# Tmi warning, help with threadworms



## littleL

Tried to see if there was already a thread about this but the search is still not working. My 6 y/o has had threadworms for a few days now, I've given him a tablet a couple of days ago but it's still not working yet. I think it said it might take a few days. I was thinking, apart from trying to maintain hygiene (which is hard as germs and dirty places seem to be a magnet for his hands and mouth!) are there any home remedies that work well and fast?

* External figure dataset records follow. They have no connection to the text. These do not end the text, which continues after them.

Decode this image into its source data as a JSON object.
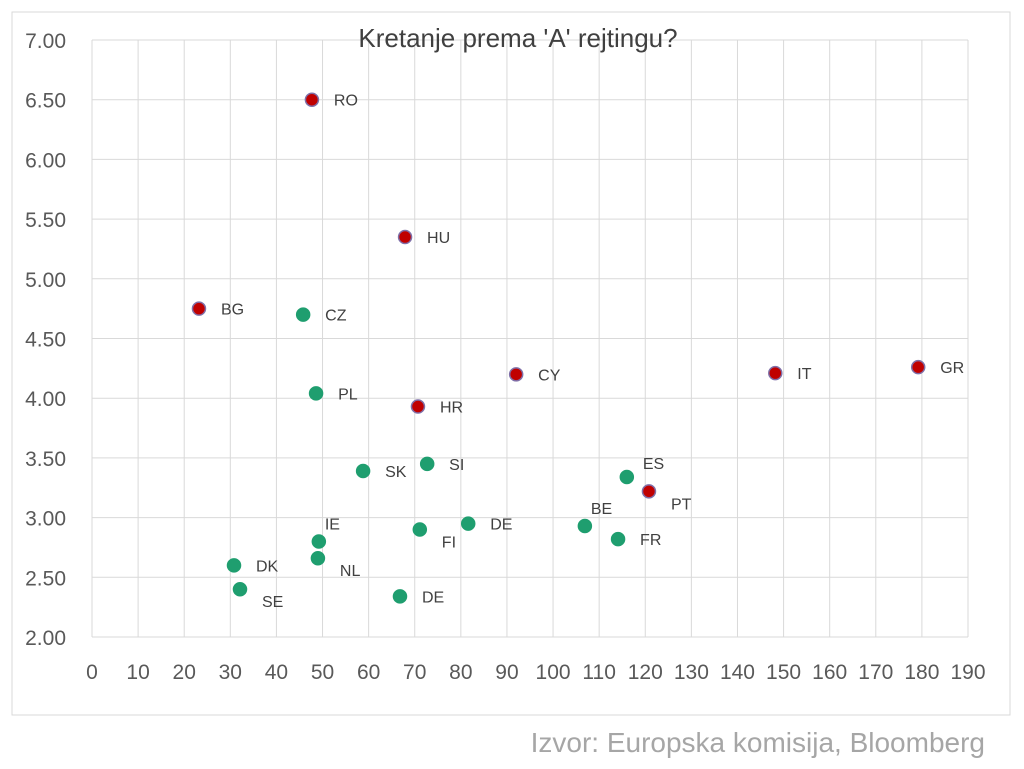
{
  "chart_data": {
    "type": "scatter",
    "title": "Kretanje prema 'A' rejtingu?",
    "xlabel": "",
    "ylabel": "",
    "xlim": [
      0,
      190
    ],
    "ylim": [
      2.0,
      7.0
    ],
    "x_ticks": [
      "0",
      "10",
      "20",
      "30",
      "40",
      "50",
      "60",
      "70",
      "80",
      "90",
      "100",
      "110",
      "120",
      "130",
      "140",
      "150",
      "160",
      "170",
      "180",
      "190"
    ],
    "y_ticks": [
      "2.00",
      "2.50",
      "3.00",
      "3.50",
      "4.00",
      "4.50",
      "5.00",
      "5.50",
      "6.00",
      "6.50",
      "7.00"
    ],
    "grid": true,
    "legend": "none",
    "colors": {
      "red": "#c00000",
      "red_border": "#7f6fa8",
      "green": "#1f9e6f"
    },
    "series": [
      {
        "color_key": "red",
        "points": [
          {
            "label": "RO",
            "x": 47.7,
            "y": 6.5,
            "label_pos": "right"
          },
          {
            "label": "HU",
            "x": 67.9,
            "y": 5.35,
            "label_pos": "right"
          },
          {
            "label": "BG",
            "x": 23.2,
            "y": 4.75,
            "label_pos": "right"
          },
          {
            "label": "CY",
            "x": 92.0,
            "y": 4.2,
            "label_pos": "right"
          },
          {
            "label": "IT",
            "x": 148.2,
            "y": 4.21,
            "label_pos": "right"
          },
          {
            "label": "GR",
            "x": 179.2,
            "y": 4.26,
            "label_pos": "right"
          },
          {
            "label": "HR",
            "x": 70.7,
            "y": 3.93,
            "label_pos": "right"
          },
          {
            "label": "PT",
            "x": 120.8,
            "y": 3.22,
            "label_pos": "below-right"
          }
        ]
      },
      {
        "color_key": "green",
        "points": [
          {
            "label": "CZ",
            "x": 45.8,
            "y": 4.7,
            "label_pos": "right"
          },
          {
            "label": "PL",
            "x": 48.6,
            "y": 4.04,
            "label_pos": "right"
          },
          {
            "label": "SK",
            "x": 58.8,
            "y": 3.39,
            "label_pos": "right"
          },
          {
            "label": "SI",
            "x": 72.7,
            "y": 3.45,
            "label_pos": "right"
          },
          {
            "label": "ES",
            "x": 116.0,
            "y": 3.34,
            "label_pos": "above-right"
          },
          {
            "label": "BE",
            "x": 106.9,
            "y": 2.93,
            "label_pos": "above"
          },
          {
            "label": "FR",
            "x": 114.1,
            "y": 2.82,
            "label_pos": "right"
          },
          {
            "label": "FI",
            "x": 71.1,
            "y": 2.9,
            "label_pos": "below-right"
          },
          {
            "label": "DE",
            "x": 81.6,
            "y": 2.95,
            "label_pos": "right"
          },
          {
            "label": "IE",
            "x": 49.2,
            "y": 2.8,
            "label_pos": "above"
          },
          {
            "label": "NL",
            "x": 49.0,
            "y": 2.66,
            "label_pos": "below-right"
          },
          {
            "label": "DK",
            "x": 30.8,
            "y": 2.6,
            "label_pos": "right"
          },
          {
            "label": "SE",
            "x": 32.1,
            "y": 2.4,
            "label_pos": "below-right"
          },
          {
            "label": "DE",
            "x": 66.8,
            "y": 2.34,
            "label_pos": "right"
          }
        ]
      }
    ]
  },
  "source": "Izvor: Europska komisija, Bloomberg"
}
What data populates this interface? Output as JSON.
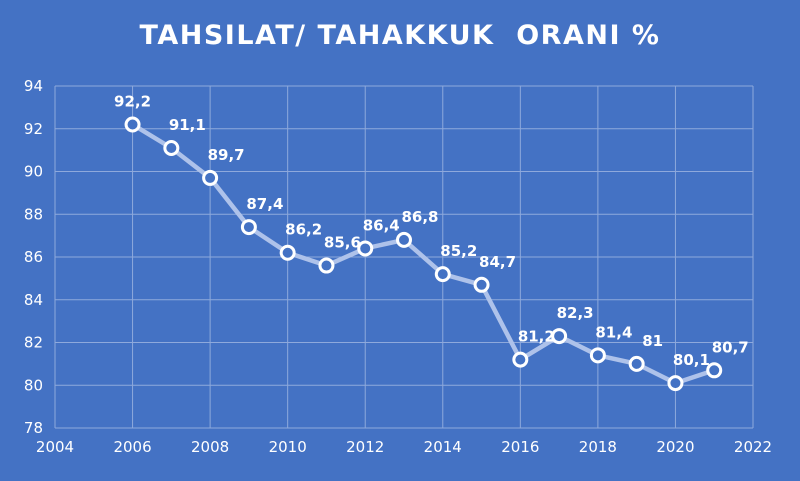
{
  "chart_data": {
    "type": "scatter",
    "title": "TAHSILAT/ TAHAKKUK  ORANI %",
    "x": [
      2006,
      2007,
      2008,
      2009,
      2010,
      2011,
      2012,
      2013,
      2014,
      2015,
      2016,
      2017,
      2018,
      2019,
      2020,
      2021
    ],
    "y": [
      92.2,
      91.1,
      89.7,
      87.4,
      86.2,
      85.6,
      86.4,
      86.8,
      85.2,
      84.7,
      81.2,
      82.3,
      81.4,
      81,
      80.1,
      80.7
    ],
    "data_labels": [
      "92,2",
      "91,1",
      "89,7",
      "87,4",
      "86,2",
      "85,6",
      "86,4",
      "86,8",
      "85,2",
      "84,7",
      "81,2",
      "82,3",
      "81,4",
      "81",
      "80,1",
      "80,7"
    ],
    "xlim": [
      2004,
      2022
    ],
    "ylim": [
      78,
      94
    ],
    "x_ticks": [
      "2004",
      "2006",
      "2008",
      "2010",
      "2012",
      "2014",
      "2016",
      "2018",
      "2020",
      "2022"
    ],
    "y_ticks": [
      "78",
      "80",
      "82",
      "84",
      "86",
      "88",
      "90",
      "92",
      "94"
    ],
    "grid": true,
    "legend": "none",
    "colors": {
      "background": "#4472c4",
      "line": "#aec2ea",
      "marker_fill": "#4472c4",
      "marker_stroke": "#ffffff",
      "grid": "#8ea9dc",
      "text": "#ffffff"
    }
  }
}
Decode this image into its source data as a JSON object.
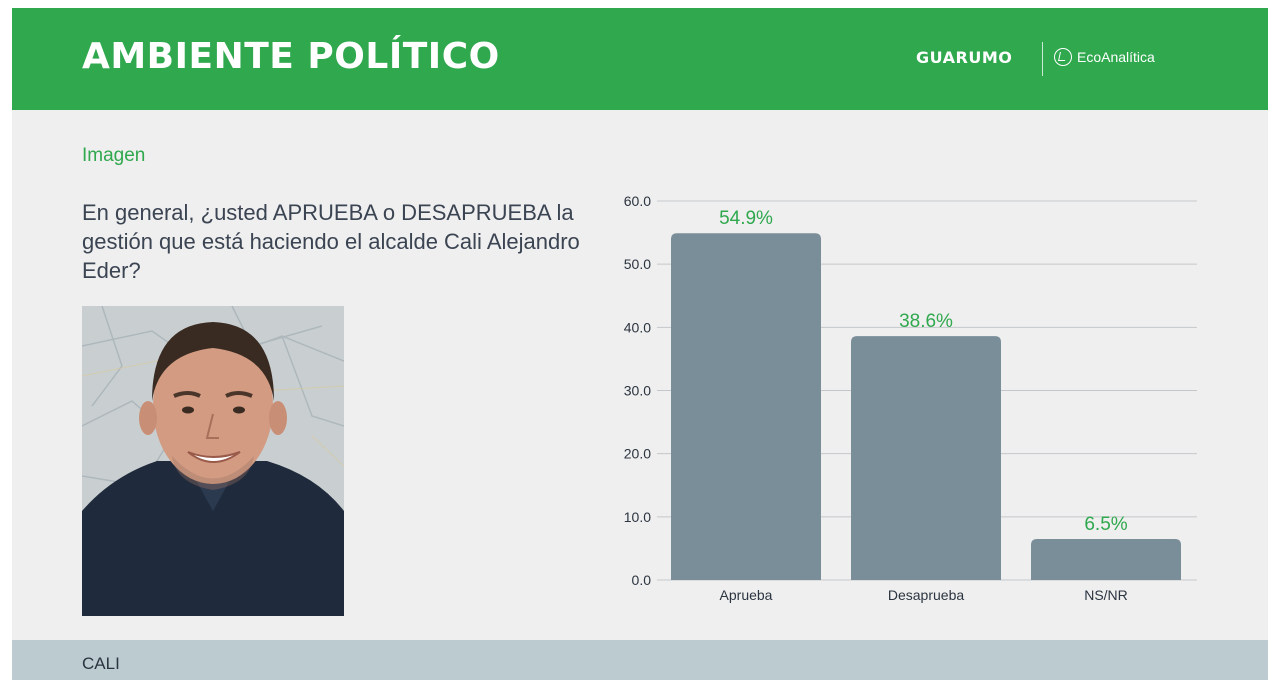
{
  "header": {
    "title": "AMBIENTE POLÍTICO",
    "brand_primary": "GUARUMO",
    "brand_secondary": "EcoAnalítica",
    "color": "#2fa84e"
  },
  "section": {
    "label": "Imagen",
    "question": "En general, ¿usted APRUEBA o DESAPRUEBA la gestión que está haciendo el alcalde Cali Alejandro Eder?"
  },
  "photo": {
    "icon": "portrait-photo"
  },
  "footer": {
    "label": "CALI"
  },
  "chart_data": {
    "type": "bar",
    "title": "",
    "xlabel": "",
    "ylabel": "",
    "categories": [
      "Aprueba",
      "Desaprueba",
      "NS/NR"
    ],
    "values": [
      54.9,
      38.6,
      6.5
    ],
    "data_labels": [
      "54.9%",
      "38.6%",
      "6.5%"
    ],
    "ylim": [
      0,
      60
    ],
    "yticks": [
      "0.0",
      "10.0",
      "20.0",
      "30.0",
      "40.0",
      "50.0",
      "60.0"
    ],
    "grid": true,
    "bar_color": "#7a8e99",
    "label_color": "#2fa84e"
  }
}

I've read something about drinking crushed garlic juice or lemon juice, but is there something I can actually put on the ahem affected area to stop him scratching it and reinfecting himself? A cream of any sort?
thanks!


----------



## HannahsMummy

My Nephew had this a month ago. It takes a few days for the tablet to take effect, you need to wash all bedding, teddies, basically keep the house super clean for a couple of weeks and just take some hand gel around with you and clean his hands all the time.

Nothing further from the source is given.